Every year New England gets a few articles about how something is slowly ruining our foliage, and if we aren't careful all that tourism money is going to go away. Usually, it has something to do with climate change. One of this year's entries is from Public Radio International 'Leaf peeping' is huge in New England. Will climate change alter tourism? There is first the rule of questions in headlines: If there is a question in a headline, the answer is "No, but we want you to think it might be yes." Headline questions are seldom honest.
First, there is a professor. The professor talks about chlorophyll, so you know this is going to be first rate science, right? The professor assures us that climate change - by which he seems to mean warming - has already altered the peak foliage schedule. It may have shortened it, and it may be later. Or it may have lengthened it. Nothing precise is offered, no links are embedded, but the professor's chitchat seems to be that foliage season is one, or even maybe two weeks later. Even if true, there isn't any discussion about why that would be a bad thing.
Then a lot of New England tourist dependent people are interviewed and they all say that they aren't seeing any problem, but they are worried that there's going to be a problem, and they aren't happy about that, because their business depends on no problems.
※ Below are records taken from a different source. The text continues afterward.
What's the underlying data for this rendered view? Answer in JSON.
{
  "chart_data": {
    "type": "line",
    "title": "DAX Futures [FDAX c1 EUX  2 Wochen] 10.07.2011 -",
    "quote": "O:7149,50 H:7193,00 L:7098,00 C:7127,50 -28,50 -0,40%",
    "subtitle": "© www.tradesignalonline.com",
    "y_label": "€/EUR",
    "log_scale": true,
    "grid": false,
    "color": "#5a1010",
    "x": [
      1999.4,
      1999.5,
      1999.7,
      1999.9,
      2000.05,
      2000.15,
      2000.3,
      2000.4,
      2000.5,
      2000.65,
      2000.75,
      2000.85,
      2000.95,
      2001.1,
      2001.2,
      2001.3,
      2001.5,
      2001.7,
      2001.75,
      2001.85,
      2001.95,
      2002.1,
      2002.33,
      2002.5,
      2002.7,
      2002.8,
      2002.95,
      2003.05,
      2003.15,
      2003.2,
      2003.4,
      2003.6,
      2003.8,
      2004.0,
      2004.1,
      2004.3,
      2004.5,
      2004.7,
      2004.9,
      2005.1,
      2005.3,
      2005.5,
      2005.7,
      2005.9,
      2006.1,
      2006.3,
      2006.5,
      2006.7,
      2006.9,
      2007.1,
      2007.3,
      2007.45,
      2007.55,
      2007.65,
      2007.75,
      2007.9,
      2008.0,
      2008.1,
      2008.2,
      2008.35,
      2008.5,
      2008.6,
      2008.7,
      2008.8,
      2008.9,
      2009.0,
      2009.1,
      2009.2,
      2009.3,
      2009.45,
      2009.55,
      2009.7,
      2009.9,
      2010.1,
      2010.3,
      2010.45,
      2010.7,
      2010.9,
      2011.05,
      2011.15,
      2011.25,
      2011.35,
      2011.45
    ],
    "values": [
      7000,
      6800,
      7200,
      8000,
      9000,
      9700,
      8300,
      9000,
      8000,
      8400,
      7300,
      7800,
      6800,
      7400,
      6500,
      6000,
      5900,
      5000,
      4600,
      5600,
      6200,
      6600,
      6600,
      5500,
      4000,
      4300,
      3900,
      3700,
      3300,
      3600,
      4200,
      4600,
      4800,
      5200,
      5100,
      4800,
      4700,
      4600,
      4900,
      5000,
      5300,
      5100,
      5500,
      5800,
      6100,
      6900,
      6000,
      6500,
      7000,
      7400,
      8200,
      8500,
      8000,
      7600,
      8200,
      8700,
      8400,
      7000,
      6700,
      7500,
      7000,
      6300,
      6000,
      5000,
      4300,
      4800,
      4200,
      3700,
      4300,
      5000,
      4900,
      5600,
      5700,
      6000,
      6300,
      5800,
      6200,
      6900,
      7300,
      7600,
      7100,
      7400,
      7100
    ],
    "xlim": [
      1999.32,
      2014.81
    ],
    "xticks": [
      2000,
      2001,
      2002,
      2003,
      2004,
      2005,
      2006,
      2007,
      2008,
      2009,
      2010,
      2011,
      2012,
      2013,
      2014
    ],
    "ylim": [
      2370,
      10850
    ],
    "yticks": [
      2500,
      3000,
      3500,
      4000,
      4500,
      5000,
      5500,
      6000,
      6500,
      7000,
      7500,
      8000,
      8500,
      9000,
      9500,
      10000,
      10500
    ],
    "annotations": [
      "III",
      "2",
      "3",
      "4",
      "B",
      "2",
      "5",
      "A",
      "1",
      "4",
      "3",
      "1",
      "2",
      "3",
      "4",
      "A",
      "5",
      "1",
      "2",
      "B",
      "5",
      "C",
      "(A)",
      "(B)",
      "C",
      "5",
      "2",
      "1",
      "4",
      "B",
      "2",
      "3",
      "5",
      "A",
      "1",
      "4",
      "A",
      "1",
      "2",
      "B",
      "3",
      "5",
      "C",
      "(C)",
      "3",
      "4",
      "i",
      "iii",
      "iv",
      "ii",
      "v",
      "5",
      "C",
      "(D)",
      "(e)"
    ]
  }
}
Then we are told that there is a digital cam network and a Phenocam network that are gathering very precise data on this, so we can know exactly how things are changing. I'm thinking these efforts are pretty recent, and can't tell us much yet. The Polly's Pancake Parlor data tells us that the leaves are starting to change earlier, but tourists are coming later. This uh, contrasts somewhat with the idea above that the season is shorter. I do see a way around it. Early cold snaps might create a quicker, more intense peak viewing season. If that's so, it would be nice if someone had mentioned it.
I will state again that I believe some warming has occurred, slowly over the last 150-200 years, and more quickly in the last few decades, though it seems to have leveled off at a high point. Any time there is a change, there is a risk of local effects. More than a risk, actually - a certainty. If it gets a little colder, there will be local effects, sometimes bad ones, even if the overall picture is unchanged or even positive. If it gets drier or wetter in general, there will be local effects. If the earth is slightly warmer, there will be local effects somewhere, even if a warmer planet is a general positive. The local effects are more likely to be bad than good, because if you build houses and plant crops and locate towns according to current conditions, any changes is likely to be moving away from that optimal setup. Adaptation might be easy, might be difficult.
The cost is likely to be higher if the local effect takes place in a built-up area. This is why measuring hurricanes in terms of dollars of damage can be misleading. A mild hurricane hitting a city and suburbs is going to ruin more dollar value that a stronger hurricane that takes out Caribbean villages.
I'm not seeing what the negative effect of warming is in this article. Lots of science-y sounding things with little actual science. It matters because the takeaway of most readers is that there is some possible disaster that could take us by surprise and ruin everything, but the evidence for said disasters is slight.